The information presented in this book is not just helpful for evaluating the news. Bayesian thinking can help with a legal defense, making an important medical decision, or even evaluating salesperson’s claims. The last chapter includes four case studies that apply the previous lessons in critical thinking to the real world. My favorite of the four was Levitin’s personal story about his dog’s illness. He and his wife were able to logically think through every option and choose the path that was best for their dog. They were able to be a peace knowing they had done everything they could for their dog, while also causing the least harm.

There are not two sides to a story when one side is a lie. …. Two sides to a story exist when evidence exists on both sides of a position. Then, reasonable people may disagree about how to weigh that evidence, and what conclusion to form from it. Everyone, of course, is entitled to their own opinion. But they are not entitled to their own facts. Lies are an absence of facts and, in many cases, a direct contradiction of them.

My only complaint is the “Numbers” chapter felt more fleshed out than the “Words” and “World” chapters. The last two sections went so fast and I was so disappointed when the content ended 2/3s of the way through. I wasn’t ready for it to end yet! Maybe that’s more of a compliment than a complaint! The remainder of the pages are filled with a glossary, supporting documentation, and an index.

We’re far better off knowing a moderate number of things with certainty than a large number of things that might not be so.
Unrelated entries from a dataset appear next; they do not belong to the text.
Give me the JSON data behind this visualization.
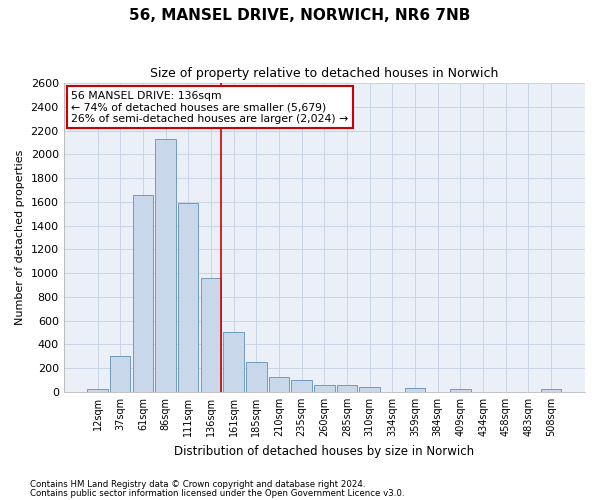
{
  "title_line1": "56, MANSEL DRIVE, NORWICH, NR6 7NB",
  "title_line2": "Size of property relative to detached houses in Norwich",
  "xlabel": "Distribution of detached houses by size in Norwich",
  "ylabel": "Number of detached properties",
  "categories": [
    "12sqm",
    "37sqm",
    "61sqm",
    "86sqm",
    "111sqm",
    "136sqm",
    "161sqm",
    "185sqm",
    "210sqm",
    "235sqm",
    "260sqm",
    "285sqm",
    "310sqm",
    "334sqm",
    "359sqm",
    "384sqm",
    "409sqm",
    "434sqm",
    "458sqm",
    "483sqm",
    "508sqm"
  ],
  "values": [
    25,
    300,
    1660,
    2130,
    1590,
    960,
    505,
    250,
    125,
    100,
    55,
    55,
    40,
    0,
    35,
    0,
    25,
    0,
    0,
    0,
    25
  ],
  "bar_color": "#c8d8ea",
  "bar_edge_color": "#6090b8",
  "highlight_index": 5,
  "highlight_line_color": "#cc0000",
  "ylim": [
    0,
    2600
  ],
  "yticks": [
    0,
    200,
    400,
    600,
    800,
    1000,
    1200,
    1400,
    1600,
    1800,
    2000,
    2200,
    2400,
    2600
  ],
  "annotation_title": "56 MANSEL DRIVE: 136sqm",
  "annotation_line1": "← 74% of detached houses are smaller (5,679)",
  "annotation_line2": "26% of semi-detached houses are larger (2,024) →",
  "annotation_box_color": "#ffffff",
  "annotation_box_edge": "#cc0000",
  "footnote1": "Contains HM Land Registry data © Crown copyright and database right 2024.",
  "footnote2": "Contains public sector information licensed under the Open Government Licence v3.0.",
  "grid_color": "#c8d4e4",
  "bg_color": "#eaeff8"
}
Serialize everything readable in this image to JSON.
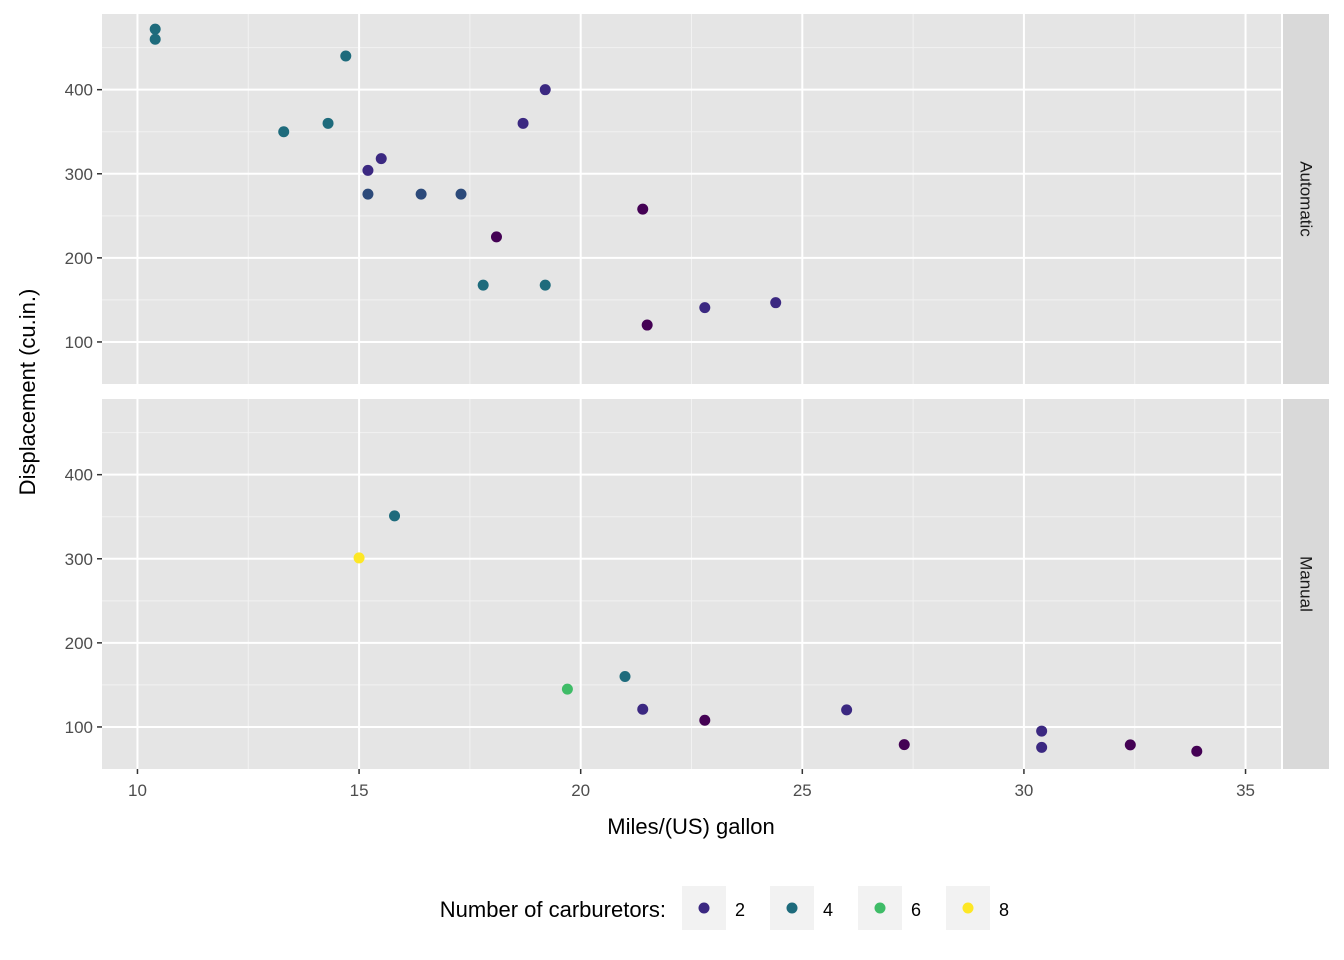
{
  "chart_data": {
    "type": "scatter",
    "xlabel": "Miles/(US) gallon",
    "ylabel": "Displacement (cu.in.)",
    "xlim": [
      9.2,
      35.8
    ],
    "ylim": [
      50,
      490
    ],
    "x_ticks": [
      10,
      15,
      20,
      25,
      30,
      35
    ],
    "y_ticks": [
      100,
      200,
      300,
      400
    ],
    "grid": true,
    "legend": {
      "title": "Number of carburetors:",
      "position": "bottom",
      "entries": [
        {
          "label": "2",
          "color": "#3b2881"
        },
        {
          "label": "4",
          "color": "#1e6b7c"
        },
        {
          "label": "6",
          "color": "#3fbc67"
        },
        {
          "label": "8",
          "color": "#fde725"
        }
      ]
    },
    "color_scale": {
      "1": "#440154",
      "2": "#3b2881",
      "3": "#2c4a7a",
      "4": "#1e6b7c",
      "6": "#3fbc67",
      "8": "#fde725"
    },
    "panels": [
      {
        "label": "Automatic",
        "points": [
          {
            "x": 21.4,
            "y": 258,
            "carb": 1
          },
          {
            "x": 18.7,
            "y": 360,
            "carb": 2
          },
          {
            "x": 18.1,
            "y": 225,
            "carb": 1
          },
          {
            "x": 14.3,
            "y": 360,
            "carb": 4
          },
          {
            "x": 24.4,
            "y": 146.7,
            "carb": 2
          },
          {
            "x": 22.8,
            "y": 140.8,
            "carb": 2
          },
          {
            "x": 19.2,
            "y": 167.6,
            "carb": 4
          },
          {
            "x": 17.8,
            "y": 167.6,
            "carb": 4
          },
          {
            "x": 16.4,
            "y": 275.8,
            "carb": 3
          },
          {
            "x": 17.3,
            "y": 275.8,
            "carb": 3
          },
          {
            "x": 15.2,
            "y": 275.8,
            "carb": 3
          },
          {
            "x": 10.4,
            "y": 472,
            "carb": 4
          },
          {
            "x": 10.4,
            "y": 460,
            "carb": 4
          },
          {
            "x": 14.7,
            "y": 440,
            "carb": 4
          },
          {
            "x": 21.5,
            "y": 120.1,
            "carb": 1
          },
          {
            "x": 15.5,
            "y": 318,
            "carb": 2
          },
          {
            "x": 15.2,
            "y": 304,
            "carb": 2
          },
          {
            "x": 13.3,
            "y": 350,
            "carb": 4
          },
          {
            "x": 19.2,
            "y": 400,
            "carb": 2
          }
        ]
      },
      {
        "label": "Manual",
        "points": [
          {
            "x": 21.0,
            "y": 160,
            "carb": 4
          },
          {
            "x": 22.8,
            "y": 108,
            "carb": 1
          },
          {
            "x": 32.4,
            "y": 78.7,
            "carb": 1
          },
          {
            "x": 30.4,
            "y": 75.7,
            "carb": 2
          },
          {
            "x": 33.9,
            "y": 71.1,
            "carb": 1
          },
          {
            "x": 27.3,
            "y": 79,
            "carb": 1
          },
          {
            "x": 26.0,
            "y": 120.3,
            "carb": 2
          },
          {
            "x": 30.4,
            "y": 95.1,
            "carb": 2
          },
          {
            "x": 15.8,
            "y": 351,
            "carb": 4
          },
          {
            "x": 19.7,
            "y": 145,
            "carb": 6
          },
          {
            "x": 15.0,
            "y": 301,
            "carb": 8
          },
          {
            "x": 21.4,
            "y": 121,
            "carb": 2
          }
        ]
      }
    ]
  }
}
Weaponized Lies is about understanding the limits of our knowledge and not being ashamed to admit that we don’t know everything. This book encourages people to think scientifically and suppress the temptation to automatically discount dissenting evidence. It’s easy to submit to lazy thinking when we’re bombarded with so much information and we’re so busy with our everyday lives. None of us are logically perfect human beings, so it’s important to be aware of our flaws.  This book is an excellent refresher course in thinking critically. It’s helped me better articulate why I find some information manipulative or misleading. The best part of the book is that it gave me an upper hand in an ongoing argument with my husband (he was essentially “truncating the y-axis” to make a misleading point). Thanks, Daniel Levitin! ;D

* I used a neurosurgeon as an example because of Ben Carson’s recent claims about memory: Washington PostWired.
* I read this book around the same time I watched Denial, a movie about a woman who was sued by a Holocaust denier for libel (a real-life case: Irving v Penguin Books). In the movie, the woman is frustrated with the defense’s refusal to allow witness testimony and the lawyer’s heartless questions. The defense maintains that they need to prove the case more objectively if they’re going to win in a definitive way. Richard Rampton:”They’re a strange thing, consciences. Trouble is, what feels best isn’t necessarily what works best.”
* Purple America Has All But Disappeared: This article on FiveThirtyEight terrified me more than anything else I’ve read recently: “In an increasing number of communities …. an entire generation of youth will grow up without much exposure to alternative political points of view. If you think our political climate is toxic now, think for a moment about how nasty politics could be 20 or 30 years from now.”
* “The longer I live, the more I read, the more patiently I think, and the more anxiously I inquire, the less I seem to know…Do justly. Love mercy. Walk humbly. This is enough.” – John Adams
Popular comic about the science news cycle.